With EAs founding and funding institutes, companies, think tanks, and research groups in elite universities dedicated to the brand of “AI safety” popularized by OpenAI, we are poised to see more proliferation of harmful models billed as a step toward “beneficial AGI.” And the influence begins early: Effective altruists provide “community building grants” to recruit at major college campuses, with EA chapters developing curricula and teaching classes on AI safety at elite universities like Stanford.
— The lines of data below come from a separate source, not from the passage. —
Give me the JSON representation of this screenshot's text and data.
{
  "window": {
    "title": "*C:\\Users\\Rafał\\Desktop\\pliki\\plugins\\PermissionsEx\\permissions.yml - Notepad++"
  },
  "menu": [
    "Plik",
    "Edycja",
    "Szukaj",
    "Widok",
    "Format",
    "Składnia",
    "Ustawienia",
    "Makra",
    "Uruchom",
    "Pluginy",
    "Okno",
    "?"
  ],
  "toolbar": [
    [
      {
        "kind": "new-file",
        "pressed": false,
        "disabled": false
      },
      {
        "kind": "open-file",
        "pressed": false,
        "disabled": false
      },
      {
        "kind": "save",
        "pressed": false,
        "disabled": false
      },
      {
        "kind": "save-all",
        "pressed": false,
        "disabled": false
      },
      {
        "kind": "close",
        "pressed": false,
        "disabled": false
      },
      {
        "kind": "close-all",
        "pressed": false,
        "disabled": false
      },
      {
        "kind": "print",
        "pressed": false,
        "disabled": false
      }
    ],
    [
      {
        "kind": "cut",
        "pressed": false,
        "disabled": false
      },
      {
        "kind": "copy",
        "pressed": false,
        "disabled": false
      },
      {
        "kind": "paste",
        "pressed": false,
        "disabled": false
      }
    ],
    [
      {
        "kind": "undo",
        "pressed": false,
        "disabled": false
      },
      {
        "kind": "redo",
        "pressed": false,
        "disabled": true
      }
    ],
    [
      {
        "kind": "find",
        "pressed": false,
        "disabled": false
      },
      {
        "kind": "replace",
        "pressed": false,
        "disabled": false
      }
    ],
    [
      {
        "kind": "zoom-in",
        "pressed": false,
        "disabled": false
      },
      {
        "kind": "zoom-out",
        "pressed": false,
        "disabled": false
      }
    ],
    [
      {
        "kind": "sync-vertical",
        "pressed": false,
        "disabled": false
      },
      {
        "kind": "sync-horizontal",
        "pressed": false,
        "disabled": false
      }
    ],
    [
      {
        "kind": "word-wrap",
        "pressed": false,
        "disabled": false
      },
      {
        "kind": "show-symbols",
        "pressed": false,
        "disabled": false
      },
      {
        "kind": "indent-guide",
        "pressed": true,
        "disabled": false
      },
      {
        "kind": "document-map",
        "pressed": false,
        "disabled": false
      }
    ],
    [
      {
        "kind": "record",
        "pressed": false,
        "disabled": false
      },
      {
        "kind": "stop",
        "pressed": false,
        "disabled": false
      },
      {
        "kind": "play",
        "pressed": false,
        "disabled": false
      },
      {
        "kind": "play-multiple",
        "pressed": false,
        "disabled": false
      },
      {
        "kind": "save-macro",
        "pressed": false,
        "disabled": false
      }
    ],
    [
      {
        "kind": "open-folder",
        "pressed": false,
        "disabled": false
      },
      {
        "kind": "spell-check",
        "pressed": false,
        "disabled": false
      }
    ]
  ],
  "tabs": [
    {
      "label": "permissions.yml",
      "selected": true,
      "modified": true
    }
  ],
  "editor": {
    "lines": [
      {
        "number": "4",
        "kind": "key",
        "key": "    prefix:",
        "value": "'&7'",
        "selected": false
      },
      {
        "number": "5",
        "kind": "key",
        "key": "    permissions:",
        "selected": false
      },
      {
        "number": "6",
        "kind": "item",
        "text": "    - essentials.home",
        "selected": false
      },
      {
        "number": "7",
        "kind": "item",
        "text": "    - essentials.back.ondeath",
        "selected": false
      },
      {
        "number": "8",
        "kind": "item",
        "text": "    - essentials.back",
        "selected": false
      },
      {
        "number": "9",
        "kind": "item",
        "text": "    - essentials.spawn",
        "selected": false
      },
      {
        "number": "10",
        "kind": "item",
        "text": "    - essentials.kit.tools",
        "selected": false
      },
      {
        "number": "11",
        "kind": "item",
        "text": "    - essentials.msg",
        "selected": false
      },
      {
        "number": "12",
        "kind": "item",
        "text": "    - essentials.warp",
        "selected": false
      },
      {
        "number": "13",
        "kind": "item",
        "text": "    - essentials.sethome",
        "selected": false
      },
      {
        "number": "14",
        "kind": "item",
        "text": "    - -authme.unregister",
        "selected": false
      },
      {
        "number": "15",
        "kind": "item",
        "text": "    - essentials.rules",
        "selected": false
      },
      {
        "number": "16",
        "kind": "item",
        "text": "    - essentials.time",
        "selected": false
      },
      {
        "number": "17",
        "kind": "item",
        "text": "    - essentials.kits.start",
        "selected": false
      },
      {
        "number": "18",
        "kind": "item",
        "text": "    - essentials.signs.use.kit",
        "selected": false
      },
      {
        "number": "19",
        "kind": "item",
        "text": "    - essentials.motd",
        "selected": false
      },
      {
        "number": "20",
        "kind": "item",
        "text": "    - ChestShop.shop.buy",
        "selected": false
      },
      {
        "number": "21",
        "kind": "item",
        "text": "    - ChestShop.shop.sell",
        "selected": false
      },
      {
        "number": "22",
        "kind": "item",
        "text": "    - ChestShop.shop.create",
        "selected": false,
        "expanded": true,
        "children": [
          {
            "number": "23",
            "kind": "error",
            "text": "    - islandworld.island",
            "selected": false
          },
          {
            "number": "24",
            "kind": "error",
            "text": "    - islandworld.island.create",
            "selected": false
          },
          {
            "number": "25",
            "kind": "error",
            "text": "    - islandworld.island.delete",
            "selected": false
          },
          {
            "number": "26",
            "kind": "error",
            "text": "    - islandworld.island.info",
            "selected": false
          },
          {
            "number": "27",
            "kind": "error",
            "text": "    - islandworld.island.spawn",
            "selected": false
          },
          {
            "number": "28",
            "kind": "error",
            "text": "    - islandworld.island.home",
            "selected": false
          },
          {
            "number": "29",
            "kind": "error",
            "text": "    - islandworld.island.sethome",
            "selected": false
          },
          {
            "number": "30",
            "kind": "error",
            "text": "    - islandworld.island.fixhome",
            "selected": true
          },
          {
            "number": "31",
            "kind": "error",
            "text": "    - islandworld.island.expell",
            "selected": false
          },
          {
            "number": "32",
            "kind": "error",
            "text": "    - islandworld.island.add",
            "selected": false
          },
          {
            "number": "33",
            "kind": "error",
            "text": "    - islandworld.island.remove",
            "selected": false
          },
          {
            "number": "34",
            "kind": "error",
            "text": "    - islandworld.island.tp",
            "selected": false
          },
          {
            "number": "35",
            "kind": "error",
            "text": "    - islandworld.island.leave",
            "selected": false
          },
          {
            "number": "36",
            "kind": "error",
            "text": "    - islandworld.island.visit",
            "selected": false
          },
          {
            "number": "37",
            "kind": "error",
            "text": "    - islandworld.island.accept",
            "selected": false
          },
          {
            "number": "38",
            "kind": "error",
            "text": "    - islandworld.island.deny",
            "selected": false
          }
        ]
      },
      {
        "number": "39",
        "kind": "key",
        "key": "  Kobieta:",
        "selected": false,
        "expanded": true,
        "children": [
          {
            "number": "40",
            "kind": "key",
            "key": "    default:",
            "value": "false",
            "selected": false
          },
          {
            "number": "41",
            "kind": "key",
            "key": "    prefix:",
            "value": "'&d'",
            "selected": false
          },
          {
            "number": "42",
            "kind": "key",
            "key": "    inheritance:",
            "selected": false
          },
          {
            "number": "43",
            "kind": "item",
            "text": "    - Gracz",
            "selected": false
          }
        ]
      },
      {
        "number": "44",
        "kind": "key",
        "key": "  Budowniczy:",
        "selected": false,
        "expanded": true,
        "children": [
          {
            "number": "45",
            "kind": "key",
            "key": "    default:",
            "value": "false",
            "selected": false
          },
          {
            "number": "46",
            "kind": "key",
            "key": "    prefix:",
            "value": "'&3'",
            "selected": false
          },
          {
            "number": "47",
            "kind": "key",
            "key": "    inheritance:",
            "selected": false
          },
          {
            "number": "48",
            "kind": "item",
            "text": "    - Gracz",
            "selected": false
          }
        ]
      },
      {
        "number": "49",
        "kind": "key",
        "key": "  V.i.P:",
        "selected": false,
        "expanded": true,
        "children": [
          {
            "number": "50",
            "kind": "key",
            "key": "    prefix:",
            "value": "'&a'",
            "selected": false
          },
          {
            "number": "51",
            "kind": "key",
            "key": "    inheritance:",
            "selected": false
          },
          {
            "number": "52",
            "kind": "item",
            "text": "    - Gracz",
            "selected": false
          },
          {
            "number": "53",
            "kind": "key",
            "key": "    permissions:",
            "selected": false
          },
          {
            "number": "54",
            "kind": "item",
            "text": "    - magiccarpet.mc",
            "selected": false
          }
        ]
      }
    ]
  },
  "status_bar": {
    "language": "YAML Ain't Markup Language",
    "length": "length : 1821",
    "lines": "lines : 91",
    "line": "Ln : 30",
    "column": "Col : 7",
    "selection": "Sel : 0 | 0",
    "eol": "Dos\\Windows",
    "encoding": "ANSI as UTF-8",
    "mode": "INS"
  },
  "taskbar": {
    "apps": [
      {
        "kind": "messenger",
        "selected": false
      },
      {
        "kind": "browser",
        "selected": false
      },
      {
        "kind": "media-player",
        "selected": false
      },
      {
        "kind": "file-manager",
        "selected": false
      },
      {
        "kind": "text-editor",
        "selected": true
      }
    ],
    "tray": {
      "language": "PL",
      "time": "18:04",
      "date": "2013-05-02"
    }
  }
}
Just last year, Anthropic, which is described as an “AI safety and research company” and was founded by former OpenAI vice presidents of research and safety, raised $704 million, with most of its funding coming from EA billionaires like Talin, Muskovitz and Bankman-Fried. An upcoming workshop on “AI safety” at NeurIPS, one of the largest and most influential machine learning conferences in the world, is also advertised as being sponsored by FTX Future Fund, Bankman-Fried’s EA-focused charity whose team resigned two weeks ago. The workshop advertises $100,000 in “best paper awards,” an amount I haven’t seen in any academic discipline.
Research priorities follow the funding, and given the large sums of money being pushed into AI in support of an ideology with billionaire adherents, it is not surprising that the field has been moving in a direction promising an “unimaginably great future” around the corner while proliferating products harming marginalized groups in the now.
We can create a technological future that serves us instead. Take, for example, Te Hiku Media, which created language technology to revitalize te reo Māori, creating a data license “based on the Māori principle of kaitiakitanga, or guardianship” so that any data taken from the Māori benefits them first. Contrast this approach with that of organizations like StabilityAI, which scrapes artists’ works without their consent or attribution while purporting to build “AI for the people.” We need to liberate our imagination from the one we have been sold thus far: saving us from a hypothetical AGI apocalypse imagined by the privileged few, or the ever elusive techno-utopia promised to us by Silicon Valley elites.